The more you can integrate what needs to be done with the life you want to live, the easier productivity becomes. It does take forethought. But it’s worth it.
Nurture and Honor Yourself
I can’t say this enough.
The love and compassion you show others must have a place for you personally as well.
You are the most valuable part of your business. When you feel taken care of, the rest of it can shine. If you have a team, modeling this behavior gives them permission to be kind to themselves too.
Especially in healthcare, how can we expect to care for others when we are struggling ourselves?
Lean into the natural cycle of womanhood. Research how your energy, creativity, and charisma shift throughout your cycle and adjust what you can in your life and business to work with it instead of against it. If you haven’t read “Do Less” by Kate Northrop you are in for a treat.

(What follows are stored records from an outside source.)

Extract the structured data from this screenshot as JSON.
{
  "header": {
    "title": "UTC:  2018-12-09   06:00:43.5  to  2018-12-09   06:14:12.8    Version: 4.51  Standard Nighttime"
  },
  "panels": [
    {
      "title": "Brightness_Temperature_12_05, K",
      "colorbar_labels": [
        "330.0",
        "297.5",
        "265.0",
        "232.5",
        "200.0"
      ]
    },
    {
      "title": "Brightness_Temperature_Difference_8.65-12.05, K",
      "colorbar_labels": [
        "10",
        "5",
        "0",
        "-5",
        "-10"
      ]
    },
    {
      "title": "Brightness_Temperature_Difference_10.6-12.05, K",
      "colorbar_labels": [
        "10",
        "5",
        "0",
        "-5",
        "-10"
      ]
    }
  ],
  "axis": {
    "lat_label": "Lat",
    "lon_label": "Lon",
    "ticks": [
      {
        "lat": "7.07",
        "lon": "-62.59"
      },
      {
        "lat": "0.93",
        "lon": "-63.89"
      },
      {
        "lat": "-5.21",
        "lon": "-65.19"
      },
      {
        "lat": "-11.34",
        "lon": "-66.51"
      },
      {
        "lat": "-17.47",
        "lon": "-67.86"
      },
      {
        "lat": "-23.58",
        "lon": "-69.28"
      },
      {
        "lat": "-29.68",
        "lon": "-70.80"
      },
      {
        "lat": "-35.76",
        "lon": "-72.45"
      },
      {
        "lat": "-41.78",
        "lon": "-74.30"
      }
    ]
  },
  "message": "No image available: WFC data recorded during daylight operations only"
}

When you see women who simply glow, this is often what they have mastered.
Do things you love.
Romanticize your life.
Appreciate the mundane for the gift that it is.
When you nurture your soul and your femininity, it shows in everything.
Burnout doesn’t always require a dramatic overhaul. Sometimes it starts with quieter shifts: softening the inner critic, protecting your energy, remembering why you started, and honoring the woman behind the work.
You are allowed to build a business that supports you, not one that slowly drains you.